Multiset Collision Probability Generalization

203 Views Asked by At

I'm trying to generalize the collision probability problem. So let's say:

There are N non-empty multisets: $X_1, X_2,…,X_N$

Each multiset, $X_i$, has $|X_i|$ elements in it, and each element is one of $T$ discrete values {1,2,…,T}

Assume uniform probabilities for all elements, for all multisets.

So we can think of it like a checkers board with stacks of indistinguishable pieces on it, e.g.:

enter image description here

For a given multiset, $X_i$ (row), a space can have anywhere from $0$ balls to $|X_i|$ balls (all the balls for that multiset are on that one space).


Parameterize a “collision” on this set of multisets (this checkerboard) by 3 parameters: K, M, J:

  • K is related to the number of multisets (out of the N total multisets) that must satisfy some condition on the number of elements that are shared.
  • M is related to the multiplicity of the elements that are shared between multisets
  • J is related to the number of unique elements (out of the T total values) that must be shared between multisets

So define a “collision” as:

Exactly K of the N multisets satisfy the sharing condition on exactly J unique elements, where “satisfy the sharing condition” means: for each of the J unique elements, all of the K multisets have multiplicity of exactly M on that unique element


EXAMPLE:

Say we use the collision parameters (K=2, M=4, J=3), for a setup with T=7, and N=5 multisets with the below arbitrary number of balls (cardinalities) in the multisetes:

enter image description here

So in this case, the set of multisets {$X_1,X_2,X_3,X_4,X_5$} does have a collision because for exactly K=2 of the multisets ($X_3$ and $X_5$), there are exactly J=3 values (2, 4, and 6) that satisfy the element sharing condition (they have multiplicity M=4).
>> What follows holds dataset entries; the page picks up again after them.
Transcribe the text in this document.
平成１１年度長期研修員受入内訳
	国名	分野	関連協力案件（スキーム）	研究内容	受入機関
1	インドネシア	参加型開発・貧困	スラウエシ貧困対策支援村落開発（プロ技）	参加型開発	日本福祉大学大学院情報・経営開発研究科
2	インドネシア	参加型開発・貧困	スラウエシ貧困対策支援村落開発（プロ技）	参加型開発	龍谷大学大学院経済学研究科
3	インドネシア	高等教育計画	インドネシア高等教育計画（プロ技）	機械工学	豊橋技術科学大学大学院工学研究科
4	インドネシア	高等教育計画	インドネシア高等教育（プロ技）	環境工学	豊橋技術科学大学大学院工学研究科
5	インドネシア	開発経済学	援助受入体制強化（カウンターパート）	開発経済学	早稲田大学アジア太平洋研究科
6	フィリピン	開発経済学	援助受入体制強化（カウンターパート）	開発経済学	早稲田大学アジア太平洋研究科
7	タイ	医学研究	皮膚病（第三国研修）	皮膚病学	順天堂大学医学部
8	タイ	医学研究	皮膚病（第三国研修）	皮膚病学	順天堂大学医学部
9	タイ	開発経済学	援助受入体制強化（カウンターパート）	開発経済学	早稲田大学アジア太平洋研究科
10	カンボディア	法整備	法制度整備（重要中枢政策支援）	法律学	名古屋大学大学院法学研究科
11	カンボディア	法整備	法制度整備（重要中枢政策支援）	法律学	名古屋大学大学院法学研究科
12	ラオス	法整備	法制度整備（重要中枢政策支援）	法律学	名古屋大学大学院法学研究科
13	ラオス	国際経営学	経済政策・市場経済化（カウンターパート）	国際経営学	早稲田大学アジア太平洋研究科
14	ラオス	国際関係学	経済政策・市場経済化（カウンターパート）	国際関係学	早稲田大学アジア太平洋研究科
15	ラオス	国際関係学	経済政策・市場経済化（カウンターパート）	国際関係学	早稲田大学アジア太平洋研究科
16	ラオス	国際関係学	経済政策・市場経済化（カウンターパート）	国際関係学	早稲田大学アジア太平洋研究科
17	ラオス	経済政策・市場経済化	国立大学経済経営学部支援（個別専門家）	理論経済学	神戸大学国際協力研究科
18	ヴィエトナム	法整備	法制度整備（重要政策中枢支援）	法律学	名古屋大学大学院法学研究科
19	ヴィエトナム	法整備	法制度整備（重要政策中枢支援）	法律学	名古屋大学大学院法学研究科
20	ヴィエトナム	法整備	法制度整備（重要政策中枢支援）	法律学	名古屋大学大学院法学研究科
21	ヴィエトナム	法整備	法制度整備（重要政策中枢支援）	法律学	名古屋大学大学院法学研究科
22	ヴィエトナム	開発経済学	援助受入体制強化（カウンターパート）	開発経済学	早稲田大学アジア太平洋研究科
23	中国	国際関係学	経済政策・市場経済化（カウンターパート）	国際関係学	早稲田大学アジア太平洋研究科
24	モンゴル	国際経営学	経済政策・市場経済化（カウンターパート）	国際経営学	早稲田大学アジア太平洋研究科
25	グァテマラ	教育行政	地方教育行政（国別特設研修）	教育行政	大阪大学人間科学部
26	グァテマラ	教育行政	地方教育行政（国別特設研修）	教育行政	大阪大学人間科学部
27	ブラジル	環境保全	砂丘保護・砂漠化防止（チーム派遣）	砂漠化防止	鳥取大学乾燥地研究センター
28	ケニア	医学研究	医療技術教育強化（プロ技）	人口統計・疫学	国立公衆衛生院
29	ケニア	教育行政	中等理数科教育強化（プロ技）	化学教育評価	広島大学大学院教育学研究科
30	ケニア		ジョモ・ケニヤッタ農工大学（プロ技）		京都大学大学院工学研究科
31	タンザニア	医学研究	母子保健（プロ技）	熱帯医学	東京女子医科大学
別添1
But for example, $X_1$ does not collide with $X_3$ or $X_5$ because it does not satisfy the J=3 condition: even though on the values 4 and 6 it also has the correct multiplicity M=4 and so it “shares” those values with $X_3$ and $X_5$, it does not collide because $X_1$ does not have the correct multiplicity on the value 2 (it has multiplicity M=1 instead of 4). So, $X_1$ is not considered to collide, so the J=3 condition is not met, and this checkerboard (set of multisets) is NOT considered to be a collision. On the other hand, if $X_1$ had multiplicity M=4 instead of M=1 on the value 2, then the checkerboard would be counted as a collision.


Objective: So, what I’m trying to derive is an expression for the probability of collision, parameterized by (K,M,J), for any given set of multisets {$X_1,X_2,...,X_N$} with cardinalities {$|X_1|,|X_2|,...,|X_N|$}, for the case of uniform probabilities (all elements are equally likely for all multisets).


I think the way to go is to use Probability = # valid configurations / #total configurations.

So for the denominator, the total number of arrangements for a given multiset $X_i$ is independent of the total number of arrangements for a different multiset $X_j$, so the overall total number of configurations is the product of the number of configurations for each of the $X_1, X_2, …, X_N$. For a given $X_i$, the number of arrangements it can have is a stars and bars multichoose problem because it is like the number of ways of partitioning $|X_i|$ indistinguishable balls into T distinguishable bins. So the total number of arrangements for multiset $X_i$ with cardinality $|X_i|$ is:

$$N(|X_i|) = {{T-1+|X_i|}\choose{T-1}}$$

So then the denominator #total configurations is:

$$\prod_{i=1}^{i=N} {{T-1+|X_i|}\choose{T-1}} = \frac{\prod_{i=1}^{i=N}(T-1+|X_i|)}{\left((T-1)!\right)^N \prod_{i=1}^{i=N}(|X_i|!)}$$

So the remaining part is more complicated. The numerator needs to count the number of colliding configurations, i.e. those configurations that are considered collisions based on the definition above.


Bounty: Awarding a bounty for a thorough derivation of a correct expression for the probability of collision, parameterized by (K,M,J), for any given set of multisets {$X_1,X_2,...,X_N$} with cardinalities {$|X_1|,|X_2|,...,|X_N|$}, for the case of uniform probabilities (all elements are equally likely for all multisets).